The Dynamic Imaginaries of the Ethereum Project
Ethereum is motivated by three 'imaginaries', which overlap and often contradict, but never fully undermine the ideological cohesion of the project. These are the technical vision of 'world computer', the economic vision of 'productive money', and the political vision of 'public goods'.
The Veil of Transparency: Blockchain and Sustainability Governance in Global Supply Chains
Contra claims that blockchain technologies can provide needed transparency, their applications in the governance of global supply chains has only increased managerialisation and spread ‘audit culture’ further. The technological novelty of blockchain ends up casting a ‘veil of transparency’ over sustainability abuses, thus exacerbating the very challenges its proponents claim to address.
The Death of Cryptocurrency: The Case for Regulation
From a prominent crypto sceptic, this report offers a lesson to the crypto community: until they develop new objectives, or significantly alter their technologies to meet existing objectives, the mismatch between means and ends will forever relegate cryptocurrency to the speculative space that it currently occupies – good for a news headline, but not for sea change in the financial system.
The Ethnography of a ‘Decentralized Autonomous Organization’ (DAO): De‐Mystifying Algorithmic Systems
This collaboration between an ethnographer and a blockchain industry engineer speaks to the social dynamics of governance in the context of DAOs. Although these organisations are by definition experiments in ‘computer aided governance’, they remain sites where human adaptability and resilience are crucial.
Governance and Monetary Policy Impacts on Public Acceptance of CBDC Adoption
Looking for the structural drivers of public attitudes towards CBDCs, this paper finds that government performance, inflation rate, economic inequality, and technological literacy all have significant influence.
I metaversi: le subalternità nuove dei corpi?
When our bodies are augmented in synthetic virtual worlds, argues this essay, our subjectivities are exposed to a cultural influence that has already been harnessed by market forms. The prospect of 'metaverses' offers an altered notion of territoriality – one where the real world is marginalised.

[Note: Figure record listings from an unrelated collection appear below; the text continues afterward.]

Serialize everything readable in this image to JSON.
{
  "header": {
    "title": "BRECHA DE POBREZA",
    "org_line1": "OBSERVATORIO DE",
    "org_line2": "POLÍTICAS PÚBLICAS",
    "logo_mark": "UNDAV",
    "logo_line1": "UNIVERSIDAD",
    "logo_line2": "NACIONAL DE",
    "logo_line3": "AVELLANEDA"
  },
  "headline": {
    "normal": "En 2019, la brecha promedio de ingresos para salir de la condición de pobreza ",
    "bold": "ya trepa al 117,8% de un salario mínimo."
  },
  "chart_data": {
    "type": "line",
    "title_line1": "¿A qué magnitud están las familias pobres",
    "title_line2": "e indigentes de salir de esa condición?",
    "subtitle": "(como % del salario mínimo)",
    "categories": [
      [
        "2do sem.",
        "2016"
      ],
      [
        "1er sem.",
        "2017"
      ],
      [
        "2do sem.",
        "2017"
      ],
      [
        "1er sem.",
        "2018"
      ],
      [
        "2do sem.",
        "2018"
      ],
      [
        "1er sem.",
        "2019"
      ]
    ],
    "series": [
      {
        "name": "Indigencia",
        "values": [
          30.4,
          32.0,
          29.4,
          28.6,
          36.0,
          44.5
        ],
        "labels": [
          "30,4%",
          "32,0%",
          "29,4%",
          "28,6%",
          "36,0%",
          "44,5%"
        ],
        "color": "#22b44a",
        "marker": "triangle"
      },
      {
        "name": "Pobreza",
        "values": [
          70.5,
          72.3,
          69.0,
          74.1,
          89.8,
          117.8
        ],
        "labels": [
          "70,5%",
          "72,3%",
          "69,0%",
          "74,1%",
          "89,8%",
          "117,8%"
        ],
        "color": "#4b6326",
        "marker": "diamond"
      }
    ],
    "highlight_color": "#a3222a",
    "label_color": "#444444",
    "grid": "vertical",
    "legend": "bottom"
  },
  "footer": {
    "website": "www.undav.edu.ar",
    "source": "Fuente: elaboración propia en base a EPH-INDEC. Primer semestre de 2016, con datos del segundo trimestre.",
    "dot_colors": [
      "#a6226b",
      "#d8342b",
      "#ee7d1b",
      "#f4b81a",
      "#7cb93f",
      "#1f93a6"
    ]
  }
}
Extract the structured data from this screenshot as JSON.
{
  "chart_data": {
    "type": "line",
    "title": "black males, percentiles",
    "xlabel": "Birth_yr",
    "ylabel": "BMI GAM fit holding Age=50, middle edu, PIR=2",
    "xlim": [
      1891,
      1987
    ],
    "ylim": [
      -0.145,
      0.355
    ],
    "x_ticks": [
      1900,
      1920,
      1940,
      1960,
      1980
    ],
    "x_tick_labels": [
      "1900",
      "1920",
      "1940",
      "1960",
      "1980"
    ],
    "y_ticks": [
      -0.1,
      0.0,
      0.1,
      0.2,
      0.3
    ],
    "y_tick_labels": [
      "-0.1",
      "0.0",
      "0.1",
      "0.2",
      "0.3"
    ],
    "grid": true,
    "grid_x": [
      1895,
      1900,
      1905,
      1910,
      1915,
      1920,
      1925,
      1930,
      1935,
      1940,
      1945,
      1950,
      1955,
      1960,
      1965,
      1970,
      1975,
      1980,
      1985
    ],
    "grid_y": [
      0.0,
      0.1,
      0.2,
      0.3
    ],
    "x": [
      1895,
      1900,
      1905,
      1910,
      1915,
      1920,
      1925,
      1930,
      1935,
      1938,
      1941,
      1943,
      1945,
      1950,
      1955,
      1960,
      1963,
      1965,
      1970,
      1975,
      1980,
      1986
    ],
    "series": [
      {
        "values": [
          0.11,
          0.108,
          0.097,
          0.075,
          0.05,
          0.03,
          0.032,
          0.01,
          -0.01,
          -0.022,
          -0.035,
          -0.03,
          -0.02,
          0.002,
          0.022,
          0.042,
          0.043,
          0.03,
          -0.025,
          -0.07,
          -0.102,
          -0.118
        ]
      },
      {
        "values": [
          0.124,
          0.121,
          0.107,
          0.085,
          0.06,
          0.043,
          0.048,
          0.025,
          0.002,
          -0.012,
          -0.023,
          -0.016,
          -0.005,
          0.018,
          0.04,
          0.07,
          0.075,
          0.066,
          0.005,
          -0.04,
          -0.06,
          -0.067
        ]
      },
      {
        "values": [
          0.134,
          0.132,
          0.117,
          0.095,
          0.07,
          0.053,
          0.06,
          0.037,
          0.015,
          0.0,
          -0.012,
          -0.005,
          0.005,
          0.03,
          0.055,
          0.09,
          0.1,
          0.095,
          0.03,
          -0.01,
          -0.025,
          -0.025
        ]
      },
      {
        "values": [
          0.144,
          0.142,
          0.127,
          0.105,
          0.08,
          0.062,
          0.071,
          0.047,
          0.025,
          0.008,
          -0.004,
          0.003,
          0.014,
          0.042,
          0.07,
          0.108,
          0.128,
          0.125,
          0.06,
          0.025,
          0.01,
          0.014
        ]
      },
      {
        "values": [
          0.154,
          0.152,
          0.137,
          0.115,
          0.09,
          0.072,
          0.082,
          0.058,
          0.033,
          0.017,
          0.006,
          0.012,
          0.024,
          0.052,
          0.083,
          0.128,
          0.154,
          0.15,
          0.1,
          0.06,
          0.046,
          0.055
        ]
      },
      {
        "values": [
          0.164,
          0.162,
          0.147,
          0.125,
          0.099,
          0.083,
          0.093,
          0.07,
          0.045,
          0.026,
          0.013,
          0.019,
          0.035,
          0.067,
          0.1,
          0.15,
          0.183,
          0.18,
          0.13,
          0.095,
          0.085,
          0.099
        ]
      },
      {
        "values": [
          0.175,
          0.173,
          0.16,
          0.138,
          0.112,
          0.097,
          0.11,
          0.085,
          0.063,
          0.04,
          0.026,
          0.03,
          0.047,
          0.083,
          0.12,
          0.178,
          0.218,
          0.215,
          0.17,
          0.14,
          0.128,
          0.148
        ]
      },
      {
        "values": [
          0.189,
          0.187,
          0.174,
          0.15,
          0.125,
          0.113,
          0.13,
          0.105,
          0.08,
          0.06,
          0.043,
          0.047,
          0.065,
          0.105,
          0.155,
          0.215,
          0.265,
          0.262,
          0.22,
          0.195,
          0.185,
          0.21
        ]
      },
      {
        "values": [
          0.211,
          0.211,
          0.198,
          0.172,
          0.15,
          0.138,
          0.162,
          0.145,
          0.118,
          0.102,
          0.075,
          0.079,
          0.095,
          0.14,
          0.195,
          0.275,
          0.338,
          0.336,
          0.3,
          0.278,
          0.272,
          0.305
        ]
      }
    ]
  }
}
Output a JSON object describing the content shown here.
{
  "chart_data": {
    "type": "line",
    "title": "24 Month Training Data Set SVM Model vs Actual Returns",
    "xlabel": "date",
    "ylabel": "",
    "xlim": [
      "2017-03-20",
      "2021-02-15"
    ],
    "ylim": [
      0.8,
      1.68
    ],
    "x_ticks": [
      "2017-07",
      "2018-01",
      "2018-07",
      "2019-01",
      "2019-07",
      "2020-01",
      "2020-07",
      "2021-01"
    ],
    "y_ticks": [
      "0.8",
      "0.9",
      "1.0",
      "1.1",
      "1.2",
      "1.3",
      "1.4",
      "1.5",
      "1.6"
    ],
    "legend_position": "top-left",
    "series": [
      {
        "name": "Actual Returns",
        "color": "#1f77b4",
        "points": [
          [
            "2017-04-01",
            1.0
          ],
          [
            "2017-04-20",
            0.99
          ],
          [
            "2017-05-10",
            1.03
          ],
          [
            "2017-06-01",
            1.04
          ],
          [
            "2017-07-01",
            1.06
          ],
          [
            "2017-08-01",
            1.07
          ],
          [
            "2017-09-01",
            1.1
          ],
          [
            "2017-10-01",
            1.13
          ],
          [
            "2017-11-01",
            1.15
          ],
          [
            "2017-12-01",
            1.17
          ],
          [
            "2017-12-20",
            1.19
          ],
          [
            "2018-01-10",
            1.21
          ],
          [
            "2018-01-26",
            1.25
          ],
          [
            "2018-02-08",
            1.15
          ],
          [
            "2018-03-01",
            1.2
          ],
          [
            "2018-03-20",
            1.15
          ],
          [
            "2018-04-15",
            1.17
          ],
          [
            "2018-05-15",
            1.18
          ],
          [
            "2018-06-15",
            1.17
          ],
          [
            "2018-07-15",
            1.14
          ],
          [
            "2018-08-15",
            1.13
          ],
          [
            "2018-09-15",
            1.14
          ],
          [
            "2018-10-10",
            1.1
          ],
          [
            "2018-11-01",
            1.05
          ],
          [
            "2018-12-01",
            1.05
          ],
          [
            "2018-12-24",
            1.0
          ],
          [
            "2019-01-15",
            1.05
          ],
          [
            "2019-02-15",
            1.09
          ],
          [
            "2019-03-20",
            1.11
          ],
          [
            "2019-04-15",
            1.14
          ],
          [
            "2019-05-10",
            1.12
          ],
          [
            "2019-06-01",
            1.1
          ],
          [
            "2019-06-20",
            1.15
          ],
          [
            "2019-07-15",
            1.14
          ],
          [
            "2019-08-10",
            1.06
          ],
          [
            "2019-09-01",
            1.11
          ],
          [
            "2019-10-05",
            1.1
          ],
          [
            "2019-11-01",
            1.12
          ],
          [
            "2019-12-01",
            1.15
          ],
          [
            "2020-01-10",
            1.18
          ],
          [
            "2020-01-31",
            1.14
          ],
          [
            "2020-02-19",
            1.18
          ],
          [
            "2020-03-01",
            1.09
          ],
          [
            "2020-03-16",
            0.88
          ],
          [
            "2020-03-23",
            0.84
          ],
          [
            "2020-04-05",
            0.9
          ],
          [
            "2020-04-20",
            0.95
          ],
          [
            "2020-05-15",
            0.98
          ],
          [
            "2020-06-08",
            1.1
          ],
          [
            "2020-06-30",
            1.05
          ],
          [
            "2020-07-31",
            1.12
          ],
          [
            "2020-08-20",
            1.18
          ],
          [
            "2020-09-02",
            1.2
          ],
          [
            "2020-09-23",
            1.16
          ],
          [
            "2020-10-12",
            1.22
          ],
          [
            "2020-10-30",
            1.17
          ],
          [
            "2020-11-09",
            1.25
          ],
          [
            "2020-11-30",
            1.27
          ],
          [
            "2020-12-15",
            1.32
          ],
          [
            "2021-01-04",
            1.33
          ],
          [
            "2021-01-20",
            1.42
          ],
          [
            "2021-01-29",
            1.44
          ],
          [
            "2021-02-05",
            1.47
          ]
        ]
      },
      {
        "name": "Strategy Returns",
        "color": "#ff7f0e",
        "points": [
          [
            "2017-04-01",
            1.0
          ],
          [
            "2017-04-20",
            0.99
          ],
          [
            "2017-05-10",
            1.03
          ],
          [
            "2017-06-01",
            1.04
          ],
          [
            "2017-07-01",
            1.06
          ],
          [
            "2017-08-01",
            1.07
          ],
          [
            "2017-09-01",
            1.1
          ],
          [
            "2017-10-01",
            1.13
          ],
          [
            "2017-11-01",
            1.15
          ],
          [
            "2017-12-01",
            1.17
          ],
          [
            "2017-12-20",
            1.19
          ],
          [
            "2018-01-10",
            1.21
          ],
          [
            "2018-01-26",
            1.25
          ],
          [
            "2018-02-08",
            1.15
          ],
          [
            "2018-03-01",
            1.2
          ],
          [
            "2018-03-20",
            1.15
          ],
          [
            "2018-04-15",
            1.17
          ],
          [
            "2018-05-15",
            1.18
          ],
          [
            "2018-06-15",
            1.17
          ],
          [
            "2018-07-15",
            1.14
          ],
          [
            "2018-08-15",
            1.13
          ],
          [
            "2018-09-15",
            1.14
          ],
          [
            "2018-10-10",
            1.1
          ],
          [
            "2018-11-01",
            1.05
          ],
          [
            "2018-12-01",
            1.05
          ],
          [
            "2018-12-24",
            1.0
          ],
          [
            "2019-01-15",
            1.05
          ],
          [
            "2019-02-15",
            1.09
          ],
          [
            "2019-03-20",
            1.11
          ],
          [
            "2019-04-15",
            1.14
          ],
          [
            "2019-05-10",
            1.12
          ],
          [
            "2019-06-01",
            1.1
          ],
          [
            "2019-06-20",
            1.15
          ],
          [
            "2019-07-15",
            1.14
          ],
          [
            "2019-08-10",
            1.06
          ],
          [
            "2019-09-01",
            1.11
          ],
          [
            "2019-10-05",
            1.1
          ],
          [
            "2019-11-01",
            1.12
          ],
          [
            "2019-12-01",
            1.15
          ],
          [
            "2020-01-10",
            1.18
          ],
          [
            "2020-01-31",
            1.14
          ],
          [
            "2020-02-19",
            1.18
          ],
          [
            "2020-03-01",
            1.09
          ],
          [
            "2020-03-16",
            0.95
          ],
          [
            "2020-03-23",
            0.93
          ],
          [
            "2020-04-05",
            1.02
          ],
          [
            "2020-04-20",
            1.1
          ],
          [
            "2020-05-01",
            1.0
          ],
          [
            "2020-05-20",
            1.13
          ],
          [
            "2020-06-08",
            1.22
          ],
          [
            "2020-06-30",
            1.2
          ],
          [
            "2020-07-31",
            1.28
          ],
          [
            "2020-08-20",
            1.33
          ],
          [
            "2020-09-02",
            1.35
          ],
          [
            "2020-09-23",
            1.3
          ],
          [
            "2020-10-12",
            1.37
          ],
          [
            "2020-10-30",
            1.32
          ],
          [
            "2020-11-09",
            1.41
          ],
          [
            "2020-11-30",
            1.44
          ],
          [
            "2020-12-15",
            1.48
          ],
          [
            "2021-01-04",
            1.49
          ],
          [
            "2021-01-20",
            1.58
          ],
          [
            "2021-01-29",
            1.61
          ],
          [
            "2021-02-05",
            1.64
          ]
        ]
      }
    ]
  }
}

Technology Enabled Crime: Examining the Role of Cryptocurrency
When it comes to the illicit use of cryptocurrencies, there is a three way race between criminals seeking to exploit evolving technology, investigators trying to detect or disrupt activity, and legislators attempting to regulate its use. Yet, it seems that the criminal use of cryptocurrencies is finally decreasing by volume relative to the entire market.
Cyberpunk and Cypherpunk: A Philosophical Analysis Comparing Two Views of the Metaverse
The cyberpunk and cypherpunk movements have historically clashed over a specific issue: the idea of an artificial reality created by technology. The cyberpunk view of the metaverse could be seen as techno-pessimistic, or even as a form of Luddism. The cypherpunk perspective, by contrast, embraces 'technological transformationism' and all it entails.
The NFT Boom and Bust: Musicians as Productive Laborers in the Post-Streaming Music Industry
For a moment, NFTs seemed like a way for musicians to recoup what they had lost with the decline of physical album sales. But when one puts music NFTs in the context of both historical and neoliberal capitalist understandings of musical value, NFTs appear to actually undervalue musicians by assetizing music anew. That's why music NFTs have primarily benefitted musicians of celebrity status, like Grimes and deadmau5.
Non-Fungible Token Artworks: More Crypto than Art?
Crypto art is far from another medium to express artistic content. At present, it is little more than a storing unit for crypto value. The authors of this paper derive their argument from the market inefficiency evinced by patterns in the price discovery of crypto art.